We are still completely into the pandemic. Here is yesterday morning’s New York Times view of how new cases are concentrated in the US, with the brightest red areas having over 56 per day per 100,000 population:
At the same time, new infections worldwide have increased almost
day-by-day since the pandemic began, with September 13th and October
7th 271,765 and 312,534 7-day averages. They have been high in some surprising
places, as here with dark red showing places with 14 per 100,000, some of which
imply the danger of slacking off:
What other issues are getting attention?
In case anyone has wondered why this headline has faded
away, “The Sturgis Biker Rally Did Not Cause 266,796 Cases of COVID-19” (Jennifer
Beam Dowd, Slate, September 10th). Dowd found faulty reasoning causing that
early September conclusion, corroborated, as we will see, indirectly by
others.
The New York Times Editorial Board finally addressed
our absent governmental agency on September 14th in “Under Trump,
OSHA’s Covid-19 Response Is Failing Workers.”
The piece noted that meat processing facilities, in two of which 12
workers died of the infection early, were given small fines, one less than
$4,000 per dead employee, and OSHA “has issued only general guidelines based on
C.D.C. recommendations that were never mandatory,” neutralizing its mission of
keeping workplaces safe. That same day,
that publication released Donald G. McNeil Jr.’s “Gates Offers Grim Global
Health Report, and Some Optimism.” The
subject, Bill of course, advocated $4 billion in American aid to poorer
countries for the vaccine we hope to get soon, which may seem large to some but
is much smaller than George W. Bush’s 2003 $15 billion on AIDS, malaria, and
tuberculosis.
The disheartening opinion piece, “Stop Expecting Life to Go Back
to Normal Next Year,” by Aaron E. Carroll, appeared September 15th,
also in the Times. Per Carroll, our
impatience, both in our national disposition and in our executive branch, has given
us “unrealistic optimism,” overestimation of “what a vaccine might do,” and once
that drug arrives Americans “will throw themselves back into more normal
activities,” which “could lead to big outbreaks, just as winter hits at its
hardest.” He projected the first half of
2021 to require much the same restrictions as now, and reminded us, once more,
that “this is a marathon, not a sprint.”
In the meantime, also on September 15th, we expect “South
Korea to provide coronavirus vaccines for 60% of population: report” (Kayla Rivas, Fox News),
helped not only by its high national cohesion but its compact, urbanized
population. Seven days later, Peter
Doshl and Eric Topol, professors in medicine and pharmacy, doubted vaccine
research methods in The New York Times’s “These Coronavirus Trials Don’t
Answer the One Question We Need to Know,” namely, if the product will “prevent
moderate or severe cases.” I hope these
companies are more aware of that problem then the authors suspect.
Finally for this week we have Sarah Zhang’s “Vaccine Chaos
Is Looming,” in the September 27th Atlantic.
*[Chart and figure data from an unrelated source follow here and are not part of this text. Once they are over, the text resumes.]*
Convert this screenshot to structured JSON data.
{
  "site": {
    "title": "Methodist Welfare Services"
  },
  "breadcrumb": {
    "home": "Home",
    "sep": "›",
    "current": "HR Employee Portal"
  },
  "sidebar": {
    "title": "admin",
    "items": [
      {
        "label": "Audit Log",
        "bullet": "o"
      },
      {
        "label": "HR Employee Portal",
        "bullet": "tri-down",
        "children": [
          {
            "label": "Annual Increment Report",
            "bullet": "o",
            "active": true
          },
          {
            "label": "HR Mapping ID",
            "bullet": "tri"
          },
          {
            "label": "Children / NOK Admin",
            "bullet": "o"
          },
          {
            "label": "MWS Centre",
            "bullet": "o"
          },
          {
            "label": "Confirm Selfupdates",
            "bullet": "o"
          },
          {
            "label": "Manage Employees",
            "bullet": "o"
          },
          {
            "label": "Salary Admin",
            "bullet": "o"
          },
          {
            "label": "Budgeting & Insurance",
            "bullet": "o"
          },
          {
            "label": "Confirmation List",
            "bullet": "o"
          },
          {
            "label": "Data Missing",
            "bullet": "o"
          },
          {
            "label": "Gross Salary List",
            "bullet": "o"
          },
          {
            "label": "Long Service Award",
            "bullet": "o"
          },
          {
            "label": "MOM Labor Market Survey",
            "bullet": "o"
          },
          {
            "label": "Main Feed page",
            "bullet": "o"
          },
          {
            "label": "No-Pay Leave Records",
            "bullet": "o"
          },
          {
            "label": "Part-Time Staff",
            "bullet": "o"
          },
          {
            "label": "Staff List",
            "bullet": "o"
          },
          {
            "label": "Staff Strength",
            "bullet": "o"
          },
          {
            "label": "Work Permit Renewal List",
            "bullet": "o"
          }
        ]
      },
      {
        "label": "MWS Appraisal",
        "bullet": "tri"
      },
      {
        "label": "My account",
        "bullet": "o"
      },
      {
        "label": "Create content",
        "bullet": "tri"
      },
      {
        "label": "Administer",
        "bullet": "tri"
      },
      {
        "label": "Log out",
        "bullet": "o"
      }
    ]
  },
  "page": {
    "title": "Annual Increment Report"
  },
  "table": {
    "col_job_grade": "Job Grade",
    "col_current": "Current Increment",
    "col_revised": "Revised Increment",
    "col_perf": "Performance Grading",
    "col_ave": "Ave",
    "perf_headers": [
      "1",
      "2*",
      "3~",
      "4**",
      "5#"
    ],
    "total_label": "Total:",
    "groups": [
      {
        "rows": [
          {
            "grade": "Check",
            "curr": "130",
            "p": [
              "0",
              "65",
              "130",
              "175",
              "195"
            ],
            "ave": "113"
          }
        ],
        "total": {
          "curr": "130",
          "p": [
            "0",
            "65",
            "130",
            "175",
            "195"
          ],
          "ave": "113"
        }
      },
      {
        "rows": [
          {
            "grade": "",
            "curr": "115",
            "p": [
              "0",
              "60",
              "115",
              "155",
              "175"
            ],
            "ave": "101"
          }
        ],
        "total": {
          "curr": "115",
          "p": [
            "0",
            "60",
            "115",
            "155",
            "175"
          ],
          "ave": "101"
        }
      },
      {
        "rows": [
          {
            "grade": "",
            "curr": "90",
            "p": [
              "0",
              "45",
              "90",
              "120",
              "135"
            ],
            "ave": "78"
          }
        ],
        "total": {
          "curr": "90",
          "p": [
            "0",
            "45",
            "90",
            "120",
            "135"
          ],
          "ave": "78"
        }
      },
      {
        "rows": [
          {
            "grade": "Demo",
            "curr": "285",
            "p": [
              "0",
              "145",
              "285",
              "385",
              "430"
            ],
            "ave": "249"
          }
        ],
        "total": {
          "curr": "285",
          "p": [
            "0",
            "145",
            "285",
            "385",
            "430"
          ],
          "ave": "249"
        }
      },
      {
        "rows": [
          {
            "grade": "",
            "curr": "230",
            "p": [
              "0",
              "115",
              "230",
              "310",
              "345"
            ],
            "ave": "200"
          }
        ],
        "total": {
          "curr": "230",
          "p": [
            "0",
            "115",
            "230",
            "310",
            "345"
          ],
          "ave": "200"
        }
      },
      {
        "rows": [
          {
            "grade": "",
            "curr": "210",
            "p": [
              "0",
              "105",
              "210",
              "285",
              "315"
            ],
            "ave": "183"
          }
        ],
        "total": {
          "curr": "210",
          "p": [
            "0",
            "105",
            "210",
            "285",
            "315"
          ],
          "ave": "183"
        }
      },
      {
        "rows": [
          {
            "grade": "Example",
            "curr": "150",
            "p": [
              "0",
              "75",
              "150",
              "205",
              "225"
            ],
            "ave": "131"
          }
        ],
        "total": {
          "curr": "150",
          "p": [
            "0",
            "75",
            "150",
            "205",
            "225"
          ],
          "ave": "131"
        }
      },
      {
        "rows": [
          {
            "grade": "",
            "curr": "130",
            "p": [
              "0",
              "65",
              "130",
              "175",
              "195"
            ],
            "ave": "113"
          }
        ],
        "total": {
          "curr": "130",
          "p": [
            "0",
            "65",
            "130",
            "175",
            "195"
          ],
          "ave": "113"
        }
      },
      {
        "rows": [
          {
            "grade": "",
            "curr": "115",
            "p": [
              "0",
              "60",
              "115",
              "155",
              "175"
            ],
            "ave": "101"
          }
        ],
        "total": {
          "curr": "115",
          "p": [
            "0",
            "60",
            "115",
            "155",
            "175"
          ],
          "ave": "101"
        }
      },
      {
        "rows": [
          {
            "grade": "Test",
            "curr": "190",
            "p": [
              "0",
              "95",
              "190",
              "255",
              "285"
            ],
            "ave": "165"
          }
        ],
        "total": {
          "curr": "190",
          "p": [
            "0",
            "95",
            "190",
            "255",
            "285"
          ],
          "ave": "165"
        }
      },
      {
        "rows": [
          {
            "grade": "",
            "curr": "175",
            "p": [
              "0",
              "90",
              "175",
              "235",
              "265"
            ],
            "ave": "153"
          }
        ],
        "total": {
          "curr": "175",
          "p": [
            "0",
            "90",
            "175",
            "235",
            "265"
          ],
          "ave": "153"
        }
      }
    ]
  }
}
Here we get into the same problem I
documented several weeks ago, about American will to successfully complete
large complicated projects. Our
infrastructure is world-class, there is an ample supply of available skilled
workers, we have vehicles galore, our management and organization are well-established,
and we know how high the priority is and must be, so why do we need to worry that
“millions of doses must travel hundreds of miles from manufacturers to
hospitals, doctor’s offices and pharmacies, which in turn must store, track,
and eventually get the vaccines to people all across the country”? Are we wondering if we can complete, per a
cited source, “the largest, most complex vaccination program ever attempted in
history,” even if “the vaccines are too precious to risk shipping
conventionally”? Can we fix problems
such as “Medicare doesn’t cover the costs of emergency-use drugs”? Do we have what it takes? If not, why not?